Aşağı yukarı hangi sorunların yaşanacağını da tahmin etmek mümkün…

Sakarya’da ne sorun yaşanabilir?

Vahşi hayvanların şehre inmesi söz konusu olmaz, tsunami oluşmaz.

Belki ana arterlerde buzlanma olur, kar yağışında yollar kapanabilir ve belki sonrasında nehir taşkınları falan yaşanabilir. Bunlara bağlı trafik kazası belki de çatı uçması falan…

Peki insan merak ediyor yetkililer bizi neden uyarır?

Ne yapayım ben? Nehrin önüne mi geçeyim, soğuk havayı mı durdurayım, yolları mı tuzlayayım?

Ya da evde hastalanırsam, fenalaşırsam yetkililer, “Kardeşim biz seni uyarmadık mı? Seni almaya ambulans yollayamayız” mı diyecek?

Belki de eşi doğum yapan adama, “Biz sizi uyardık. Siz nasıl doğurmaya kalkıyorsunuz. Bir eşine bile mukayyet olamıyorsun” diyebilirler.

Arkadaşım yetkililerin vatandaşı uyarma konusunda bir yetkisi mi var? Ya da daha net sorayım, tek yetkiniz vatandaşı uyarmak mı?

Ya da daha kazık yerden sorayım, vatandaşı uyarmak dışında ne yaptınız?

Yolları tuzlamaktan aciz kaldığınızı gördünüz mü?

Elektrik kesintileri umurunuzda oldu mu? Elektrik kesintilerin haber vermek isteyenleri isyan ettirircesine 186 numaralı telefonun meşgul çaldığına tanık oldunuz mu?

Yüzlerce köy yolu (Büyükşehir yasası ile adını değiştirip mahalle yapınca mahalle olan yerlerin yolları) günlerce kapalı kaldı mı?

Gerçekten milletle dalga geçtiğinizi düşünüyorum.

Okulları tatil edelim, bazı memurlara izin verelim bir de vatandaşı uyarıp kendimize bir kahve alalım…

İdeal yetkili modeli bu mudur?

Size gelen vatandaşı da, “Ben seni uyarmadım mı lan” diye azarlamanızı öneririm.
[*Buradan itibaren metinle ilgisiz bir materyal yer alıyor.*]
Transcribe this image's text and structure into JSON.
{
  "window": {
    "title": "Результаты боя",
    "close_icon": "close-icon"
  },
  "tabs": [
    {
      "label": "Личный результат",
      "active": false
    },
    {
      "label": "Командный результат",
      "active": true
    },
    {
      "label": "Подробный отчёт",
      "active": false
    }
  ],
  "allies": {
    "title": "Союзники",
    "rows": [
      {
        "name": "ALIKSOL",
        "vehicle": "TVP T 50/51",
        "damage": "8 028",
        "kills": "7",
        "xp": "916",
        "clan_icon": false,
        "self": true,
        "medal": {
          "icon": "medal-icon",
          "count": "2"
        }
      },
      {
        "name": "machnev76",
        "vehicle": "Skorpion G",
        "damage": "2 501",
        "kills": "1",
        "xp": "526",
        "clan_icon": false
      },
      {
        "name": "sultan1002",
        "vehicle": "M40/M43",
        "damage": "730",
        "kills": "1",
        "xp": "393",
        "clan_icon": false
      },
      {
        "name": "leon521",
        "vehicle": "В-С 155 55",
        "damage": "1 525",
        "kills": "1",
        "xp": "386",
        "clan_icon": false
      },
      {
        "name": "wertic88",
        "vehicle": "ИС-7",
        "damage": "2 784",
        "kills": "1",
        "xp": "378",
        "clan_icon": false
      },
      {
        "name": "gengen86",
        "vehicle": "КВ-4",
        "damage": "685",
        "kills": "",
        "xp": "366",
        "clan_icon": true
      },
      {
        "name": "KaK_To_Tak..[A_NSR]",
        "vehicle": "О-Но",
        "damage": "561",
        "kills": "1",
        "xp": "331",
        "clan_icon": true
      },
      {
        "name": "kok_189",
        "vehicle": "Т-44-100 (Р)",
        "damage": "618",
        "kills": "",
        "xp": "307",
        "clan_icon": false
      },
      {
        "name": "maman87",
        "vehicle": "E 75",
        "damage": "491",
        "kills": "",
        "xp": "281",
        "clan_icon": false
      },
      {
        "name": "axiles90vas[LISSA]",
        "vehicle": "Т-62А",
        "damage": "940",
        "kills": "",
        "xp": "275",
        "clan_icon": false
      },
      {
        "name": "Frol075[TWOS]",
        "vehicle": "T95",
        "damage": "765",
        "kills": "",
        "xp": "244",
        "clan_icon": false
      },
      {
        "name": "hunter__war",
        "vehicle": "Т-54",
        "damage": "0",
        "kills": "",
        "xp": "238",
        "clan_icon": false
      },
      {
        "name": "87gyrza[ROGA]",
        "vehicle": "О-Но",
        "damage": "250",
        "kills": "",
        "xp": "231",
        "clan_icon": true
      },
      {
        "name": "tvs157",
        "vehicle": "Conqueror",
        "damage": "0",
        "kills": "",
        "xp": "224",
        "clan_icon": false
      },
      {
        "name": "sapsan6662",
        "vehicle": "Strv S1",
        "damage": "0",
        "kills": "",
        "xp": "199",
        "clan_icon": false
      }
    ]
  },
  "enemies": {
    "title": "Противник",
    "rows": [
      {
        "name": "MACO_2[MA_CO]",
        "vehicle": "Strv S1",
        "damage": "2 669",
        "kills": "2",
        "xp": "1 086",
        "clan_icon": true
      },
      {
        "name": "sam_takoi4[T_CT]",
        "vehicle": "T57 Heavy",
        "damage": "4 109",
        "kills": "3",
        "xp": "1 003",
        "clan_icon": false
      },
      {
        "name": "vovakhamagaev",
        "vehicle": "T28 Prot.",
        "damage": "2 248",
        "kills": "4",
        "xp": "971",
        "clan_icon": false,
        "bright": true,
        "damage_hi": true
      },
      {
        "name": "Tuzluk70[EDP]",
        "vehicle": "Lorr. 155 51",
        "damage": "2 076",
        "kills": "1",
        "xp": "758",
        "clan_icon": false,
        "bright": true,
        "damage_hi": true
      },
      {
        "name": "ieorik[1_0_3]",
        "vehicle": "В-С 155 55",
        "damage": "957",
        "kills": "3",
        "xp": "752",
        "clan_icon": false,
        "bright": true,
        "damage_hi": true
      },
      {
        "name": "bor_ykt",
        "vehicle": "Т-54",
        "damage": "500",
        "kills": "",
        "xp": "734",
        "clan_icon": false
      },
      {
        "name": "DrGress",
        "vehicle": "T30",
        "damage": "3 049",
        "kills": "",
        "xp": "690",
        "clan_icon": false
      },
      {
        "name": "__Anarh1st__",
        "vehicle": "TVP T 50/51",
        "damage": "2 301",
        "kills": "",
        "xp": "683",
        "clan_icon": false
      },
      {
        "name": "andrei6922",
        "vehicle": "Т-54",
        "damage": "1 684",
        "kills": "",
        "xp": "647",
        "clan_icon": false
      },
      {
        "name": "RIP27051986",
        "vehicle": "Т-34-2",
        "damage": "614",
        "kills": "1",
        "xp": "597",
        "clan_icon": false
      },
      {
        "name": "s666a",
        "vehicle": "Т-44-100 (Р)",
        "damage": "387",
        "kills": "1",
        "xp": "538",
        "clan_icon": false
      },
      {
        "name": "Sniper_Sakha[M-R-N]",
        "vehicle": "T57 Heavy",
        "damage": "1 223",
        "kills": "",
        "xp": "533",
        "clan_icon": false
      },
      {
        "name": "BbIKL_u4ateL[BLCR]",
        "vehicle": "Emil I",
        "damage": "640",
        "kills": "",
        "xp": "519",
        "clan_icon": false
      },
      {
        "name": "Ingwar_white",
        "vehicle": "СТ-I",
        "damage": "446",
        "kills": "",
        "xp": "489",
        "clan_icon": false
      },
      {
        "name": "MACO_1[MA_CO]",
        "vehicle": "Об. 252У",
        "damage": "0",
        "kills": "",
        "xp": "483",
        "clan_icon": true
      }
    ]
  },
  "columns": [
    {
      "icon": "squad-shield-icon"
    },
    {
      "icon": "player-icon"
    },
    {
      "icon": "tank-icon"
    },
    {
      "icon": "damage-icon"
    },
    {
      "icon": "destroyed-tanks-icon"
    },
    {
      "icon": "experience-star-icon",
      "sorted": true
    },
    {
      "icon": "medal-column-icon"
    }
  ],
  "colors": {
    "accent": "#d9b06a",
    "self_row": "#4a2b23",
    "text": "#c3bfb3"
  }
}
Hatta isterseniz tartaklayın, arada.

Ama lütfen insanlarla dalga geçer gibi, “Yetkililer vatandaşı yoğun kar yağışına karşı uyardı” haberleri yayınlanmasın.

Ben vatandaşım kardeşim. Siz de yetkilisiniz. Tek yetkiniz, tek yapabildiğiniz vatandaşı yoğun kar yağışına karşı uyarmak mı?